The differences between a foreclosure and a short sale
A foreclosure occurs when a borrower has consistently failed to make his mortgage payments to the lender,
usually the bank. This allows the lender to take possession of the property, evict the borrower and sell the property at an auction in order to recover the outstanding balance on the mortgage.
A short sale is an alternative to foreclosure. It is typically used in cases where the outstanding balance on the mortgage loan exceeds the value of the property. This process is initiated by the borrower and all the lenders need to give their consent. The house is put on the market with a realtor and sold in the ordinary way. The proceeds of the sale are then used to pay a portion of the amount owed by the borrower. In such a case, the lender may agree to accept an amount less than the amount owed in full satisfaction of the mortgage. If the bank will not accept the partial payment in full satisfaction of the mortgage, the amount which remains outstanding after the sale is known as the deficiency. Unless the parties have reached agreement on the matter, the lender may decide to sue for this amount, and obtain a deficiency judgment.
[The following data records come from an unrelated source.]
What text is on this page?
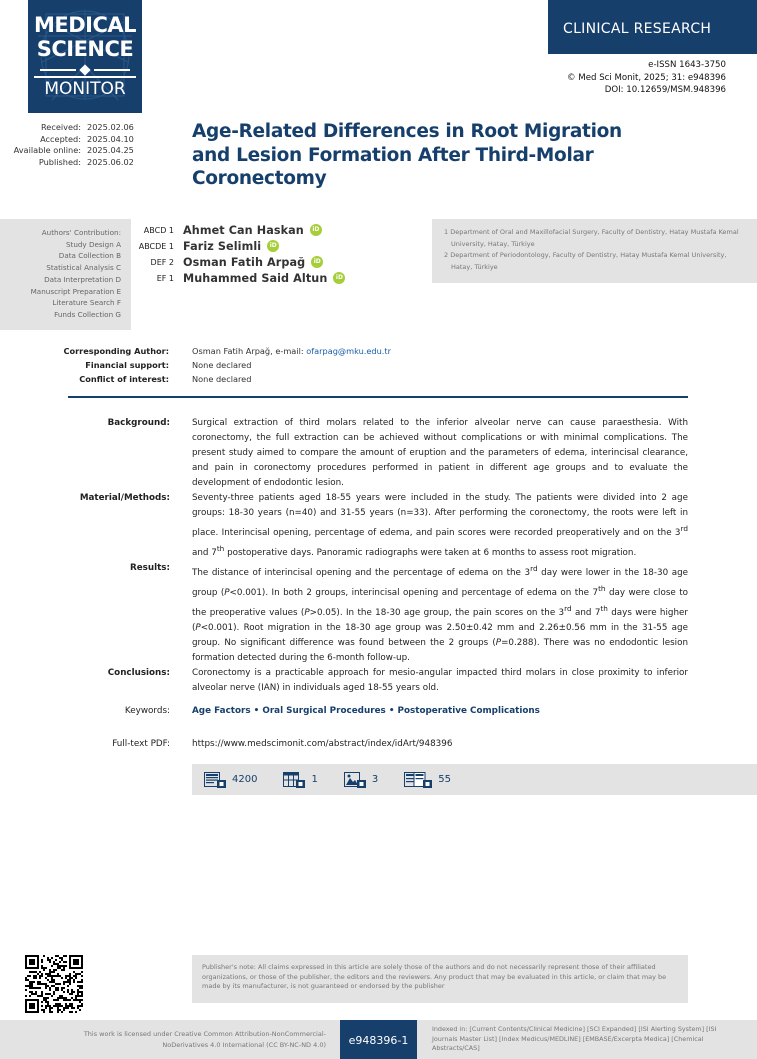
MEDICAL
SCIENCE
MONITOR
CLINICAL RESEARCH
e-ISSN 1643-3750
© Med Sci Monit, 2025; 31: e948396
DOI: 10.12659/MSM.948396
Received: 2025.02.06
Accepted: 2025.04.10
Available online: 2025.04.25
Published: 2025.06.02
Age-Related Differences in Root Migration and Lesion Formation After Third-Molar Coronectomy
Authors' Contribution:
Study Design A
Data Collection B
Statistical Analysis C
Data Interpretation D
Manuscript Preparation E
Literature Search F
Funds Collection G
ABCD 1 Ahmet Can Haskan	iD
ABCDE 1 Fariz Selimli	iD
DEF 2 Osman Fatih Arpağ	iD
EF 1 Muhammed Said Altun	iD
1 Department of Oral and Maxillofacial Surgery, Faculty of Dentistry, Hatay Mustafa Kemal University, Hatay, Türkiye
2 Department of Periodontology, Faculty of Dentistry, Hatay Mustafa Kemal University, Hatay, Türkiye
Corresponding Author:	Osman Fatih Arpağ, e-mail: ofarpag@mku.edu.tr
Financial support:	None declared
Conflict of interest:	None declared
Background:	Surgical extraction of third molars related to the inferior alveolar nerve can cause paraesthesia. With coronectomy, the full extraction can be achieved without complications or with minimal complications. The present study aimed to compare the amount of eruption and the parameters of edema, interincisal clearance, and pain in coronectomy procedures performed in patient in different age groups and to evaluate the development of endodontic lesion.
Material/Methods:	Seventy-three patients aged 18-55 years were included in the study. The patients were divided into 2 age groups: 18-30 years (n=40) and 31-55 years (n=33). After performing the coronectomy, the roots were left in place. Interincisal opening, percentage of edema, and pain scores were recorded preoperatively and on the 3rd and 7th postoperative days. Panoramic radiographs were taken at 6 months to assess root migration.
Results:	The distance of interincisal opening and the percentage of edema on the 3rd day were lower in the 18-30 age group (P<0.001). In both 2 groups, interincisal opening and percentage of edema on the 7th day were close to the preoperative values (P>0.05). In the 18-30 age group, the pain scores on the 3rd and 7th days were higher (P<0.001). Root migration in the 18-30 age group was 2.50±0.42 mm and 2.26±0.56 mm in the 31-55 age group. No significant difference was found between the 2 groups (P=0.288). There was no endodontic lesion formation detected during the 6-month follow-up.
Conclusions:	Coronectomy is a practicable approach for mesio-angular impacted third molars in close proximity to inferior alveolar nerve (IAN) in individuals aged 18-55 years old.
Keywords:	Age Factors • Oral Surgical Procedures • Postoperative Complications
Full-text PDF:	https://www.medscimonit.com/abstract/index/idArt/948396
4200	1	3	55
Publisher's note: All claims expressed in this article are solely those of the authors and do not necessarily represent those of their affiliated organizations, or those of the publisher, the editors and the reviewers. Any product that may be evaluated in this article, or claim that may be made by its manufacturer, is not guaranteed or endorsed by the publisher
This work is licensed under Creative Common Attribution-NonCommercial-NoDerivatives 4.0 International (CC BY-NC-ND 4.0)	e948396-1
Indexed in: [Current Contents/Clinical Medicine] [SCI Expanded] [ISI Alerting System] [ISI Journals Master List] [Index Medicus/MEDLINE] [EMBASE/Excerpta Medica] [Chemical Abstracts/CAS]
The advantages and disadvantages
There are various benefits of a short sale. Firstly, the process is a lot more dignified. You initiate and maintain control over the sale and you spare yourself the social stigmatisation that is typically associated with a foreclosure. You know exactly who is buying your home and your sale will be handled like any other. Furthermore you do not need to have defaulted on your payments in order to apply for a short sale.
A further benefit of a short sale is that your credit rating will not be as adversely affected. While a foreclosure can cause your credit rating to drop by 200-400 points, a short sale will only cause a drop of 50-150 points. Your credit report will simply state that a loan was ‘settled,’ ‘paid as agreed,’ or ‘paid in less than full.’
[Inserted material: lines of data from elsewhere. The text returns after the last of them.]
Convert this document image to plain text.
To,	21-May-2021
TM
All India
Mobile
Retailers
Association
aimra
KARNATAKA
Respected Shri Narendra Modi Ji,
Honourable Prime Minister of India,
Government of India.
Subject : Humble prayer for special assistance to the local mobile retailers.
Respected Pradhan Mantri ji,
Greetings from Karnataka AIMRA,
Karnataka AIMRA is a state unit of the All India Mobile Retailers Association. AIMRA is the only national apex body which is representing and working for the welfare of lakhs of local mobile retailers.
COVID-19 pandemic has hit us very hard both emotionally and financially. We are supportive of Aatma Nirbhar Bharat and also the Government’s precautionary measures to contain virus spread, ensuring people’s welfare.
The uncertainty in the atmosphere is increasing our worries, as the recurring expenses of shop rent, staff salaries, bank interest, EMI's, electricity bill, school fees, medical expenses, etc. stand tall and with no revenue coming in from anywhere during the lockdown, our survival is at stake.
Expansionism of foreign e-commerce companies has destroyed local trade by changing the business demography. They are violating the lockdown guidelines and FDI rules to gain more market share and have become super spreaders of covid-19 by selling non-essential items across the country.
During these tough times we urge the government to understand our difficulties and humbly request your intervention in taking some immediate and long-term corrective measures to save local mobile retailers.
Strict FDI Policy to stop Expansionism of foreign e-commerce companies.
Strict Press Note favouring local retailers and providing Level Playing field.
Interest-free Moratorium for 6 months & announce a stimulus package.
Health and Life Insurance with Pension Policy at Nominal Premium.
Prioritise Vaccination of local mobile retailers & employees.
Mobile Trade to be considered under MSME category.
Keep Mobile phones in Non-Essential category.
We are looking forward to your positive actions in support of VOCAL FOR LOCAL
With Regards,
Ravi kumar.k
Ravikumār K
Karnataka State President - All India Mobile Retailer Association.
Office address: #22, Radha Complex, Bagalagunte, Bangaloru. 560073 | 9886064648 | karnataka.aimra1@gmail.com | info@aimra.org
If you opt for foreclosure, you may need to wait at least five years before you will be able to obtain a mortgage in order to purchase another home. The foreclosure will be on your credit report for seven years. If however you have opted for a short sale, you may, subject to certain restrictions, be eligible to purchase a new home almost immediately.
While short sales do mitigate the additional fees and costs for both borrower and lender, the process typically involves a lot more paperwork. It can take up to a year to process.
The position of the buyer
Foreclosed properties usually sell for about 30% less than the market value. However the buyer is required to pay in cash on the same day as the foreclosure sale and does not have the benefit of having the property inspected. Buying short sale properties will save you about 10% on the market value. However you may be waiting for many months while the seller’s lender decides whether or not to accept the short payoff.